Remember that there will come a time when you WANT that English profile and can dial in your fermentation temps, it is a great choice. The old adage, use the right tool for the right job. Same thing applies to yeasts when making beer. Don't avoid Notty just because you didn't like it in one of your early batches.
I'll chime in here with two recent experiences with Nottingham.
Used in 19l of a 1068 OG IPA. I pitched at 21c and kept it locked into that via a fully temperature controlled ferment. Good thick Krausen after 40 hrs with lots of tropical fruit aromas from the whirlpool. At 60 hours and past high krausen I had a vivid banana soup. Wildly estery and baffling. as fermentation came to an end and the yeast fell I did a little diacetyl test that showed it wasn't quite done, pushed the temp to 24.5c for 24 hrs and then cold crashed. The beer has turned out really well. I made a highly fermentable wort and the careful use of temperature controlled fermentation has attenuated it superbly well... it's a bone dry (finished at 1.005 for 95% attenuation) very old fashioned IPA (this was Brewdogs recipe for their 'restorative beverage for invalids and convalescents')

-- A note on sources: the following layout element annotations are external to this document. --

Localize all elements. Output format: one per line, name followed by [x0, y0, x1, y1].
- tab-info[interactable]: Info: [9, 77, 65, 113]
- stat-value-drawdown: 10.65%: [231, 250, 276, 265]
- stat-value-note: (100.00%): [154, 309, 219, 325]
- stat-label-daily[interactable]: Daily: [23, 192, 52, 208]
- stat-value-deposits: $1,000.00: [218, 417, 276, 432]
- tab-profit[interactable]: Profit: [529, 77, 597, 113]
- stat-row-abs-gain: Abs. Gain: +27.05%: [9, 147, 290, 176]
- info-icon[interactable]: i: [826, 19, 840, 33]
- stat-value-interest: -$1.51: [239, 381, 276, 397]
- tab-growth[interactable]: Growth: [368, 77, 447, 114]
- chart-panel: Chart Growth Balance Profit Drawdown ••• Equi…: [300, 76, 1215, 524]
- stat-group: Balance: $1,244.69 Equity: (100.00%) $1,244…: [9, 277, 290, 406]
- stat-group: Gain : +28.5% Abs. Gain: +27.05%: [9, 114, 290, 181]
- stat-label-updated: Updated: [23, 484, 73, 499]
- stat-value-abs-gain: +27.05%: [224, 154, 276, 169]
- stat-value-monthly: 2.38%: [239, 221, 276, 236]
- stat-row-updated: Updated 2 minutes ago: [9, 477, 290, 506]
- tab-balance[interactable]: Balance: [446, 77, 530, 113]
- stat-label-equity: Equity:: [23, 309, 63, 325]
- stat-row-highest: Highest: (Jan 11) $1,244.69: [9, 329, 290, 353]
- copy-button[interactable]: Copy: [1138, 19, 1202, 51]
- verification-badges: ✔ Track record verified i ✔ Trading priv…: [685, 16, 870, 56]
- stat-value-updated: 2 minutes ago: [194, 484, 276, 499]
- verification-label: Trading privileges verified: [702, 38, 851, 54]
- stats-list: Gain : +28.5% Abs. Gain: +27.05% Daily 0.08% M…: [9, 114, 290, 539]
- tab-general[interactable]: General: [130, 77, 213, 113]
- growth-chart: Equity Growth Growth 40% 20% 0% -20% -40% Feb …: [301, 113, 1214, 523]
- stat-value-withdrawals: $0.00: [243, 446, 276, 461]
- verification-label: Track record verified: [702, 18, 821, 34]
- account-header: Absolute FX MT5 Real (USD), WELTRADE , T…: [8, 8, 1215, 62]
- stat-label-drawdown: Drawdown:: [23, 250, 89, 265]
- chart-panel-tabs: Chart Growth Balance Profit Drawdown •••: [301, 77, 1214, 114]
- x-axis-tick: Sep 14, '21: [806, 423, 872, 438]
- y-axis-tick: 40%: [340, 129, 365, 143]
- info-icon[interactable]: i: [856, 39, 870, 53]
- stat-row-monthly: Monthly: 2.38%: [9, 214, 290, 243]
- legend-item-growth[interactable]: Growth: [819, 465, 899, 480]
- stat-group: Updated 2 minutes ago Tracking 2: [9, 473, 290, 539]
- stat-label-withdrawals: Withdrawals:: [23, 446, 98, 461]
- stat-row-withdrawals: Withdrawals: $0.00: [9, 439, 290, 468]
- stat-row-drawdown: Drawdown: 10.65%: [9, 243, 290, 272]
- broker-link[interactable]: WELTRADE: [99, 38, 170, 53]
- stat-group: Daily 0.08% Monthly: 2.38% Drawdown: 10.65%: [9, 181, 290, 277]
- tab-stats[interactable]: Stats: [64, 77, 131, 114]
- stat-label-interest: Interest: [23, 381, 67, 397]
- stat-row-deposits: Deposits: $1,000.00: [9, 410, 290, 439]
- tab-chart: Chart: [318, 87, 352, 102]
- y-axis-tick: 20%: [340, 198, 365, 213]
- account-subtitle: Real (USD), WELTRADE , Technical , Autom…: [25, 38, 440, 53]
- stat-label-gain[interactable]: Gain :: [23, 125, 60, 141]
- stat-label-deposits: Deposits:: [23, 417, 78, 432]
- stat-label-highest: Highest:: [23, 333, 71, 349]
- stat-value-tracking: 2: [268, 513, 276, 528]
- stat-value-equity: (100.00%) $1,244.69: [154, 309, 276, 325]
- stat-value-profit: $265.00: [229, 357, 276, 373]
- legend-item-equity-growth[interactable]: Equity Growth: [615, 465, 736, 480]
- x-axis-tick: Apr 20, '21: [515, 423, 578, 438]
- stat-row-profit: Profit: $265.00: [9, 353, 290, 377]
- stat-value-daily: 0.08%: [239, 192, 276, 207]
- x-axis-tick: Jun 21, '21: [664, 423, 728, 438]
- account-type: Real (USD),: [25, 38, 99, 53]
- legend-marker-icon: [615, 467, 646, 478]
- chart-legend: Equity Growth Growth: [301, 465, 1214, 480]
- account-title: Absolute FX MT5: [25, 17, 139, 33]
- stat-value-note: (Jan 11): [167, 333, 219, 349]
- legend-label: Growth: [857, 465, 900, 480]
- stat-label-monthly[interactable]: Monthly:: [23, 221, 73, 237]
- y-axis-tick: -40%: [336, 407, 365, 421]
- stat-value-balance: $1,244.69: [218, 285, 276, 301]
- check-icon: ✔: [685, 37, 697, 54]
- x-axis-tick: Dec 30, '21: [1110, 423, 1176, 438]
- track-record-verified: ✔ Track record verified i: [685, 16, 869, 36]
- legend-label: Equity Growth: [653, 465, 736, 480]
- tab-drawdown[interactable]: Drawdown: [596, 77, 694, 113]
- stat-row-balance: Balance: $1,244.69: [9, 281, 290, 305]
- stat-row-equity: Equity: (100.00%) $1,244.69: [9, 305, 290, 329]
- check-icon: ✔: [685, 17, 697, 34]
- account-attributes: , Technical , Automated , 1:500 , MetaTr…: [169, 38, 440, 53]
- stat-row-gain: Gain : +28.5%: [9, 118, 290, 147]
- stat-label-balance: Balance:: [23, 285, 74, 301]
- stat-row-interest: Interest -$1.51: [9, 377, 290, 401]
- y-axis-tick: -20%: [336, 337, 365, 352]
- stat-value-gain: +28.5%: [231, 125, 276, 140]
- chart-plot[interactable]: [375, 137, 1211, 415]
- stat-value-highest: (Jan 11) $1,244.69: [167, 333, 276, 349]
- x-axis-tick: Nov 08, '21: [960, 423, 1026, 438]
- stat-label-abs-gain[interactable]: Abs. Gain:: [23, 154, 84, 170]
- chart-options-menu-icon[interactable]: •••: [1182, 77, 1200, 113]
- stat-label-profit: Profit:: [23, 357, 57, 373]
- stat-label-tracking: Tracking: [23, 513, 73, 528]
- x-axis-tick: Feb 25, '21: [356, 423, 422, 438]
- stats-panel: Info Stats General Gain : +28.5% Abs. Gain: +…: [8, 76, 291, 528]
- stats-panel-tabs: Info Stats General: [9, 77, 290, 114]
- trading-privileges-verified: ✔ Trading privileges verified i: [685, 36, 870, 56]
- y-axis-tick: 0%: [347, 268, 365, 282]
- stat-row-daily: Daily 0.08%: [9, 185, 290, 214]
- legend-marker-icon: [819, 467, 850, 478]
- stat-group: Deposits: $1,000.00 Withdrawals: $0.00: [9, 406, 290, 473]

Most recently I've repitched a huge quantity of yeast into 24l of a 1.081 Imperial Stout. I pitched cool at 17c and let it free-rise in a fermentation cabinet where it peaked at 26c... so that's above the specs quoted by Lallemand for the optimal range for this beer. My choice as I wanted the esters in there to support the other strong flavours I've used. The fermentation was pretty spectacular. It dropped to 1018 in just 48 hrs from pitching... have now racked it onto some pureéd cherries for secondary as the yeast that's in suspension finishes up and cleans up the beer. Even at that high temp and aggressive fermentation there's no hint of anything untoward and the stout has the hallmarks of an
exceptional beer. Here's a pic of the primary after I'd finished... you can see just how well the Krausen rose.
(little bits in there are spruce needles... it's a complex beer!)
I put a little data logger in the ferm cabinet for this to actually track just how well the yeast warmed itself up.. will come back with a chart once it's all done and I've retrieved the data logger... that'll tell the full tale of the fermentation profile and how the yeast behaved.